Of course there are cyclical reasons for the ebb and fade of favor; as George Clooney said in the film O Brother Where Art Thou, "hard times flushes the chumps." Folks at the bottom get mad when things get bad, or when the haves get too much more than them that don't have, and that political climate is conducive to political waves like the one Democrats are currently riding.

It would be a mistake to judge the 2006 elections as a narrow political uprising by the poor. For one thing, Iraq trumped nearly everything except corruption as an issue, so voting decisions made purely by the pursestrings may have been few. It is true that wage disparity and tax burden imbalances have made people begin to feel that they are working harder and not getting any richer.But the Republican model of "I've got mine, you've got...whatever it is you've got; I don't care" ran afoul of many Americans' sensibilities after Katrina's waves pounded the Gulf Coast. We may have been pretending to be champions of economic bootstrapping the last 25 years, but Katrina exposed a heart whose beatings for others had become muffled. When tough times come, Americans reach out to each other, as millions did privately to aid hurricane victims. But we also look to government for support in those times--support that only comes when the government is itself supported by the people. What we saw in the wake of Katrina was that we were no longer supporting government to support ourselves. And blessedly, that's starting to bother people.

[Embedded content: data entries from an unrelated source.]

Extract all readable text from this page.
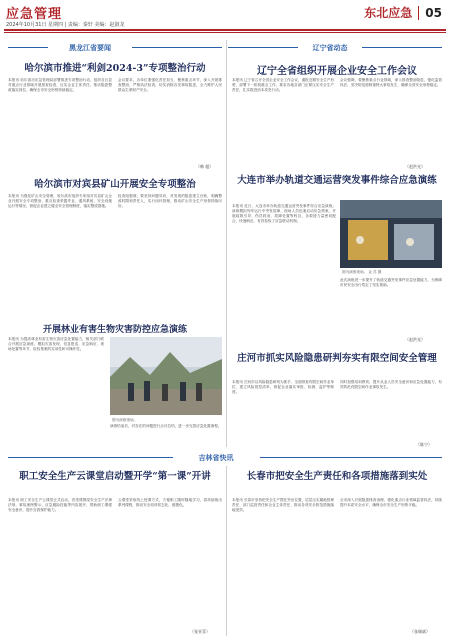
应急管理	东北应急 05
2024年10月31日 星期四 | 责编：秦轩 美编：赵淑龙
黑龙江省要闻	辽宁省动态
哈尔滨市推进“利剑2024-3”专项整治行动
本报讯 哈尔滨市应急管理局部署推进专项整治行动，组织各区县对重点行业领域开展排查检查，压实企业主体责任，推动隐患整改落实到位，确保全市安全形势持续稳定。
会议要求，各单位要强化责任担当，聚焦重点环节，深入开展排查整治，严格执法检查，切实消除各类事故隐患，全力维护人民群众生命财产安全。
（韩 超）
哈尔滨市对宾县矿山开展安全专项整治
本报讯 为强化矿山安全管理，哈尔滨市组织专家组对宾县矿山企业开展安全专项整治，重点检查采掘作业、通风系统、安全设施运行等情况，督促企业建立健全安全管理制度，落实整改措施。
检查组强调，要坚持问题导向，对发现的隐患建立台账，明确整改时限和责任人，实行闭环管理，推动矿山安全生产形势持续向好。
开展林业有害生物灾害防控应急演练
本报讯 为提高林业有害生物灾害应急处置能力，相关部门联合开展应急演练，模拟灾害发现、信息报送、应急响应、现场处置等环节，检验预案的实用性和可操作性。
图为演练现场。
演练结束后，对存在的问题进行点评总结，进一步完善应急处置流程。
辽宁全省组织开展企业安全工作会议
本报讯 辽宁省召开全省企业安全工作会议，通报近期安全生产形势，部署下一阶段重点工作，要求各地各部门压紧压实安全生产责任，扎实推进治本攻坚行动。
会议强调，要聚焦重点行业领域，深入排查整治隐患，强化监管执法，坚决防范遏制重特大事故发生，确保全省安全形势稳定。
（赵洪光）
大连市举办轨道交通运营突发事件综合应急演练
本报讯 近日，大连市举办轨道交通运营突发事件综合应急演练。演练模拟列车运行中突发故障，现场人员迅速启动应急预案，开展疏散引导、伤员救治、故障处置等科目，各救援力量密切配合、快速响应，有效检验了应急联动机制。
图为演练现场。 金 苏 摄
此次演练进一步提升了轨道交通突发事件应急处置能力，为保障市民安全出行奠定了坚实基础。
（赵洪光）
庄河市抓实风险隐患研判夯实有限空间安全管理
本报讯 庄河市以风险隐患研判为抓手，全面排查有限空间作业单位，建立风险管控清单，督促企业落实审批、检测、监护等制度。
同时加强培训教育，提升从业人员安全意识和应急处置能力，有效防范有限空间作业事故发生。
（陈宁）
吉林省快讯
职工安全生产云课堂启动暨开学“第一课”开讲
本报讯 职工安全生产云课堂正式启动，首堂课围绕安全生产法律法规、事故案例警示、应急避险技能等内容展开，帮助职工增强安全意识，提升自我保护能力。
云课堂采取线上授课方式，方便职工随时随地学习，将持续推出系列课程，推动安全培训常态化、便捷化。
（张亚菲）
长春市把安全生产责任和各项措施落到实处
本报讯 长春市坚持把安全生产摆在突出位置，层层压实属地管理责任、部门监管责任和企业主体责任，推动各项安全防范措施落地见效。
全市深入开展隐患排查治理，强化重点行业领域监管执法，持续提升本质安全水平，确保全市安全生产形势平稳。
（张瑞斌）
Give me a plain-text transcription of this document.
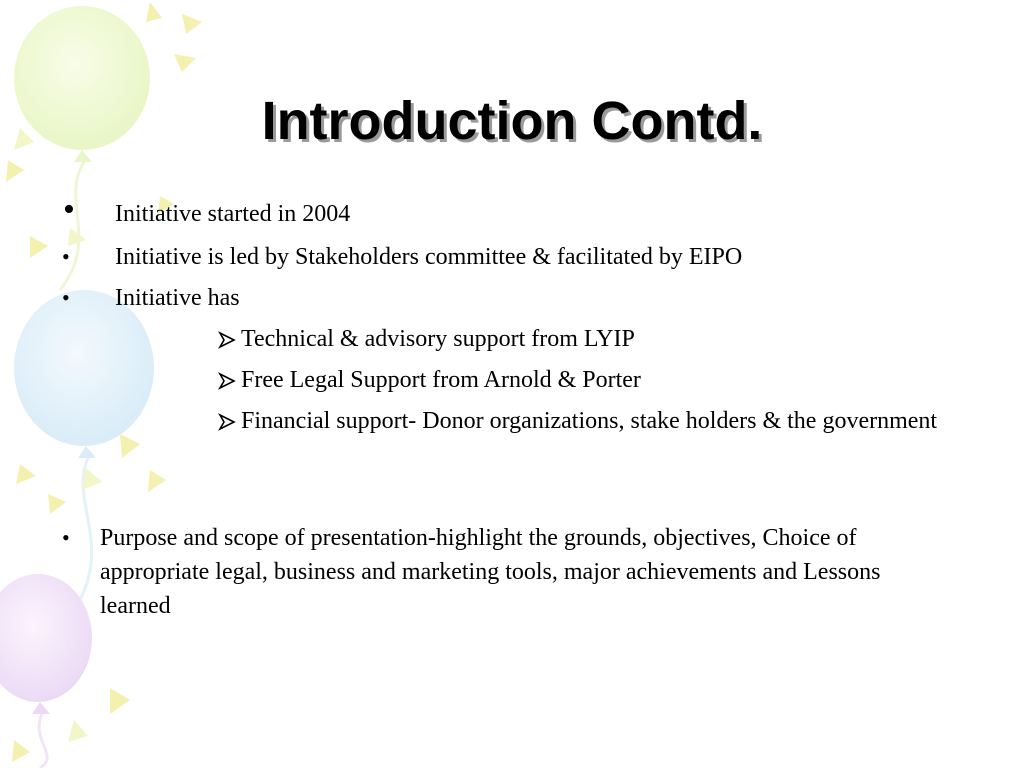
Introduction Contd.
• Initiative started in 2004
• Initiative is led by Stakeholders committee & facilitated by EIPO
• Initiative has
Technical & advisory support from LYIP
Free Legal Support from Arnold & Porter
Financial support- Donor organizations, stake holders & the government
• Purpose and scope of presentation-highlight the grounds, objectives, Choice of appropriate legal, business and marketing tools, major achievements and Lessons learned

Kulongoski's speech correctly grasps the zeitgeist of this post-Katrina age, in my opinion--and to the extent that we see our failures in Iraq as failures of good government, the war has also been pivotal in slowly shifting attitudes about what government is responsible for, what it should do. There aren't many more words more cliche' to use in an inaugural speech than "opportunity," but the Governor is right: this indeed is a chance to reclaim a more democratic (small d) ideal from the ashes of barely-clothed crony capitalism and war profiteering, suspicion of one's neighbors, and community isolationism. The war and Katrina have not just soured Americans on Republicans; there is at hand a rekindling of the expectations for government to serve us, especially when we are unable to serve ourselves.

For Oregon, where political cooperation has of late died a notably sad death, Kulongoski was also speaking to the common treasury of Oregonians, who once saw eye to eye on the legislative principles of shared effort and fair dealing. He embraced citizens from Ontario to Lincoln City in his speech, calling for governance under the principle that success builds from the ground up, saving and investing in people and resources so that they may in turn invest in others--enriching everyone in the process.

This hoary brand of moral populism started to show itself again after Katrina, as I said. The most notable politician sounding these themes until now is John Edwards. In a message that resounds amazingly well among both left and right, sacred and secular audiences, Edwards has spent the last two years since losing his race for President preaching that we've lost our way and left some of us behind, and it's our duty to bring them along and restore greatness for everyone.

As Edwards' somewhat more concrete version of new old Democratic populism takes hold in the runup to 2008, the lifting of his banner by other early wave-riders like Kulongoski could bring a rebirth of moral economics that truly shifts the paradigm in which Americans view each other. Along with Washington Governor Christine Gregoire, Kulongoski now forms the anchor of the New Blue West, a base national Democrats hope to cultivate in creating a new locus of power for the party. That's where thinking big, as Ted wants, may pay dividends on the big political stage--but for Oregonians, it's more about simply finding ourselves again.